Seated at her computer, she clicks on her mouse to start a virtual tour from Tahir Square in Egypt to the very centre of Beirut. “Look, it’s just there: the walls you pass carry messages. It’s in your face.” In her opinion, it is important source material that has been ignored by historians until now. Of course, she has the advantage that many of her relatives live in the Middle East and she regularly flies back and forth. “Politics are everywhere over there. Everyone talks politics all day long and graffiti is an extension of that. And it is more accessible than the traditional media that arouse suspicion because they are influenced by the state or powerful corporations, and don’t often write what the people want to hear. That’s why tags appeared everywhere during the Egyptian uprising, with things like: “Turn off the T.V.” and “Go outside!”

But Arabic graffiti, Nalbantian says with emphasis, was around long before the Spring –not the other way round. She displays a few examples on her screen: two men kissing above the slogan: “So what?”, “love bombs” as they as known: bombs with hearts in the middle. “The artists come from all sorts groups of the population, ranging from activists and art students to hip-hop crews.”
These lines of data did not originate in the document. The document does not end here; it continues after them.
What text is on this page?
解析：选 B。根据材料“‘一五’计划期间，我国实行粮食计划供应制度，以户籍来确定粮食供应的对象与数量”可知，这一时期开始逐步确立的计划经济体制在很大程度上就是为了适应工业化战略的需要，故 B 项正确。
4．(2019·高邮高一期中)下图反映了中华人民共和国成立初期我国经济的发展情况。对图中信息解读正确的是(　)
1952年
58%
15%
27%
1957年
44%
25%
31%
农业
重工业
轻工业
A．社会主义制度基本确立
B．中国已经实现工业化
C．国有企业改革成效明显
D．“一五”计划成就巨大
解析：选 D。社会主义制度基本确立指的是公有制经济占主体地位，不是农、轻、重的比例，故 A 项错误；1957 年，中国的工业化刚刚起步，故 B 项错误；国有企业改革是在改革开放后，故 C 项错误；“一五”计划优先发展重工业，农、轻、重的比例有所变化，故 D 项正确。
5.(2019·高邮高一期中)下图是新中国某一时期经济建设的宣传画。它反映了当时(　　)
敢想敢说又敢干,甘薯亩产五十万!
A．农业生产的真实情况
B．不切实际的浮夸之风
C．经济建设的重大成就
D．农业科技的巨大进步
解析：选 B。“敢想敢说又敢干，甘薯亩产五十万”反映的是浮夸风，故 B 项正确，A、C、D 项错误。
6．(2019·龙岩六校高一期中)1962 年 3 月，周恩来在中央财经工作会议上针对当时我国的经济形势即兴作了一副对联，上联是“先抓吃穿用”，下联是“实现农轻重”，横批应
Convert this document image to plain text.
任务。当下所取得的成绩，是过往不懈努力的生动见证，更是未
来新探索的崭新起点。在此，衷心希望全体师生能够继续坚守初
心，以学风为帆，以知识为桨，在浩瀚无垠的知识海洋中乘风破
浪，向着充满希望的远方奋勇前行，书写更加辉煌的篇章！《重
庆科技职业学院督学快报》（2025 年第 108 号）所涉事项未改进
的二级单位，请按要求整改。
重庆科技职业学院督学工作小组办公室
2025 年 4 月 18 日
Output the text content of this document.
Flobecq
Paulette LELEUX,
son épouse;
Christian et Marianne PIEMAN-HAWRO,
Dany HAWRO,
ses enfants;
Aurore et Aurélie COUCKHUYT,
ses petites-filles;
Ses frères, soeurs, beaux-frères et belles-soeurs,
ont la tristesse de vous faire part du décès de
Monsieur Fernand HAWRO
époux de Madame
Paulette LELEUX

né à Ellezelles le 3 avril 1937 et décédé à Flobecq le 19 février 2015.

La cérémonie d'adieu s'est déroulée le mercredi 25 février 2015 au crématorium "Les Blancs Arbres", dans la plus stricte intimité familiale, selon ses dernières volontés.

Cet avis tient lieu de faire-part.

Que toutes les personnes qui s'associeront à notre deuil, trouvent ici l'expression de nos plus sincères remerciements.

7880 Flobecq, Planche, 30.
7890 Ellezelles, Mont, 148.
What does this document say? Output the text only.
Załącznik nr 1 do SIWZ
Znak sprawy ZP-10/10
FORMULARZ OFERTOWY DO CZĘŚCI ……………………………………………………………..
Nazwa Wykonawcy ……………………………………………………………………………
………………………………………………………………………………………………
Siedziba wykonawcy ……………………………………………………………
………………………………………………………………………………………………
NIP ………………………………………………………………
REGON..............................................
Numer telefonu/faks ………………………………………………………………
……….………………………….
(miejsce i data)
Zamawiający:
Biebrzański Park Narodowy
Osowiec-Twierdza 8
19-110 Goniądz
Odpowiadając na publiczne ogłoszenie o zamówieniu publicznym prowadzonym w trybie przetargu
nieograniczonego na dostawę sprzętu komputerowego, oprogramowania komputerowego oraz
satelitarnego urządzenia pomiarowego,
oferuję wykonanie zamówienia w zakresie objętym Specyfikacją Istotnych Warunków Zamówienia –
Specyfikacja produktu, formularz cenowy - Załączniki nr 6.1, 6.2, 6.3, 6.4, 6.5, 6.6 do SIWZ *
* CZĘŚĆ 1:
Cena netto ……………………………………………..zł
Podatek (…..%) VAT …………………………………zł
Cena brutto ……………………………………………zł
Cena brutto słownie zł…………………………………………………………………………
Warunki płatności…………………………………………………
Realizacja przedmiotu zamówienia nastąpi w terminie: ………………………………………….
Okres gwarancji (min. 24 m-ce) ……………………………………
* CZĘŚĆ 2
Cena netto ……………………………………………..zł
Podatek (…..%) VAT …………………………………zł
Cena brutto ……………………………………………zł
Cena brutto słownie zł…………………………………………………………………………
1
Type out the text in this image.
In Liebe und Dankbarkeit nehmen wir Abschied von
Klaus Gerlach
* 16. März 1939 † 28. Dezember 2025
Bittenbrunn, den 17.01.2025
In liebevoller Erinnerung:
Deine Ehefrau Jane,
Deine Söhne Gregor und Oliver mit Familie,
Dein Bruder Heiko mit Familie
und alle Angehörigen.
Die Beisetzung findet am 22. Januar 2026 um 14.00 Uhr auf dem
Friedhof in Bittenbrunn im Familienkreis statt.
But there is plenty of humour, too, as illustrated by Ashekman, a pair of rapper twins from Beirut who print their work on T-shirts and sell them via their webshop. “They use witty slogans like ‘Don’t trust the system: aliens exist!’ They have a shirt with the entire Arabic alphabet, but the first letter – pronounced elf – has been replaced with the American cuddly character from the T.V. series ALF.

The first time graffiti made her laugh out loud was when she saw a portrait of the Egyptian singer Umm Kulthum. “She is the greatest voice of my grandparents’ generation, but the text in the balloon read ‘Bouss el Wawa’- a raunchy number by Haifa Wehbe, the Lebanese Britney Spears. Translated literally, it means ‘Look at my ow-ow’, as a small child would say if it hurt itself. The song is not very reverential and it has a stupid video clip, but it’s immensely popular. I thought it was neat that someone had depicted a traditional, classical singer as if she belonged to MTV, and that’s when I decided to use graffiti in my research.”

Eventually, the joke had a political sequel: “There had not been a president in Lebanon for a long time and the situation was causing unrest, and then I saw ‘Haifa for president’ scrawled on a wall.” She adds, laughing: “Maybe that would have been a good solution.”